Le réalisateur de Love, Simon, Greg Berlanti, s'y connaît pour traiter de l'adolescence, des premiers amours et plus généralement de la quête identitaire. Il a en effet été producteur et scénariste de Dawson, Young Americans et Everwood entre autre. Très actif pour le petit écran, il est moins présent au cinéma mais signe cette année l'adaptation plutôt réussie d'un roman pour adolescents, Moi, Simon, 16 ans, Homo sapiens, de Becky Albertalli.

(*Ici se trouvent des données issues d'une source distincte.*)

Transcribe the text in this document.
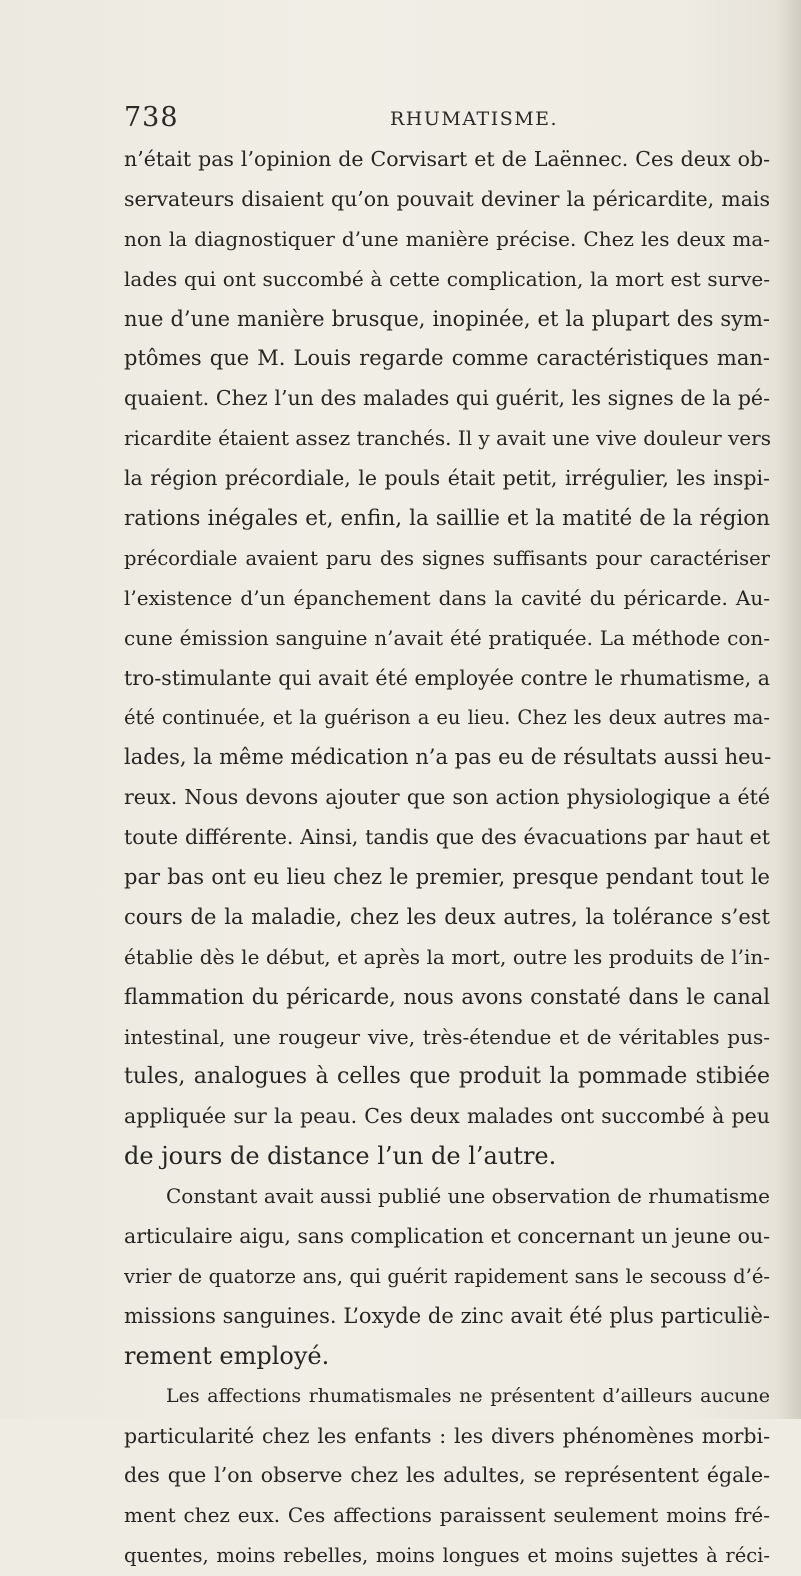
738	RHUMATISME.
n’était pas l’opinion de Corvisart et de Laënnec. Ces deux ob-
servateurs disaient qu’on pouvait deviner la péricardite, mais
non la diagnostiquer d’une manière précise. Chez les deux ma-
lades qui ont succombé à cette complication, la mort est surve-
nue d’une manière brusque, inopinée, et la plupart des sym-
ptômes que M. Louis regarde comme caractéristiques man-
quaient. Chez l’un des malades qui guérit, les signes de la pé-
ricardite étaient assez tranchés. Il y avait une vive douleur vers
la région précordiale, le pouls était petit, irrégulier, les inspi-
rations inégales et, enfin, la saillie et la matité de la région
précordiale avaient paru des signes suffisants pour caractériser
l’existence d’un épanchement dans la cavité du péricarde. Au-
cune émission sanguine n’avait été pratiquée. La méthode con-
tro-stimulante qui avait été employée contre le rhumatisme, a
été continuée, et la guérison a eu lieu. Chez les deux autres ma-
lades, la même médication n’a pas eu de résultats aussi heu-
reux. Nous devons ajouter que son action physiologique a été
toute différente. Ainsi, tandis que des évacuations par haut et
par bas ont eu lieu chez le premier, presque pendant tout le
cours de la maladie, chez les deux autres, la tolérance s’est
établie dès le début, et après la mort, outre les produits de l’in-
flammation du péricarde, nous avons constaté dans le canal
intestinal, une rougeur vive, très-étendue et de véritables pus-
tules, analogues à celles que produit la pommade stibiée
appliquée sur la peau. Ces deux malades ont succombé à peu
de jours de distance l’un de l’autre.
Constant avait aussi publié une observation de rhumatisme
articulaire aigu, sans complication et concernant un jeune ou-
vrier de quatorze ans, qui guérit rapidement sans le secouss d’é-
missions sanguines. L’oxyde de zinc avait été plus particuliè-
rement employé.
Les affections rhumatismales ne présentent d’ailleurs aucune
particularité chez les enfants : les divers phénomènes morbi-
des que l’on observe chez les adultes, se représentent égale-
ment chez eux. Ces affections paraissent seulement moins fré-
quentes, moins rebelles, moins longues et moins sujettes à réci-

On découvre un casting frais de jeunes acteurs qui commencent à percer : Nick Robinson (Simon) aperçu en 2015 dans Jurassic World ; Keiynan Lonsdale (Bram) dans la franchise Divergente ; Katherine Langford dans la série 13 Reasons Why et Alexandra Shipp l'interprête de Tornade dans les derniers X-Men. Cette dernière est ultra naturelle et dégage quelque chose de très positif, dynamique et jovial qui participe à la bonne humeur du film. Nick Robinson est aussi bien choisi, il colle bien à son personnage au physique de beau gosse et toujours bienveillant. Le groupe qu'ils forment est attachant, ils évoluent dans un univers peut-être un peu trop édulcoré mais on se laisse facilement emporter par ce teen movie attendrissant.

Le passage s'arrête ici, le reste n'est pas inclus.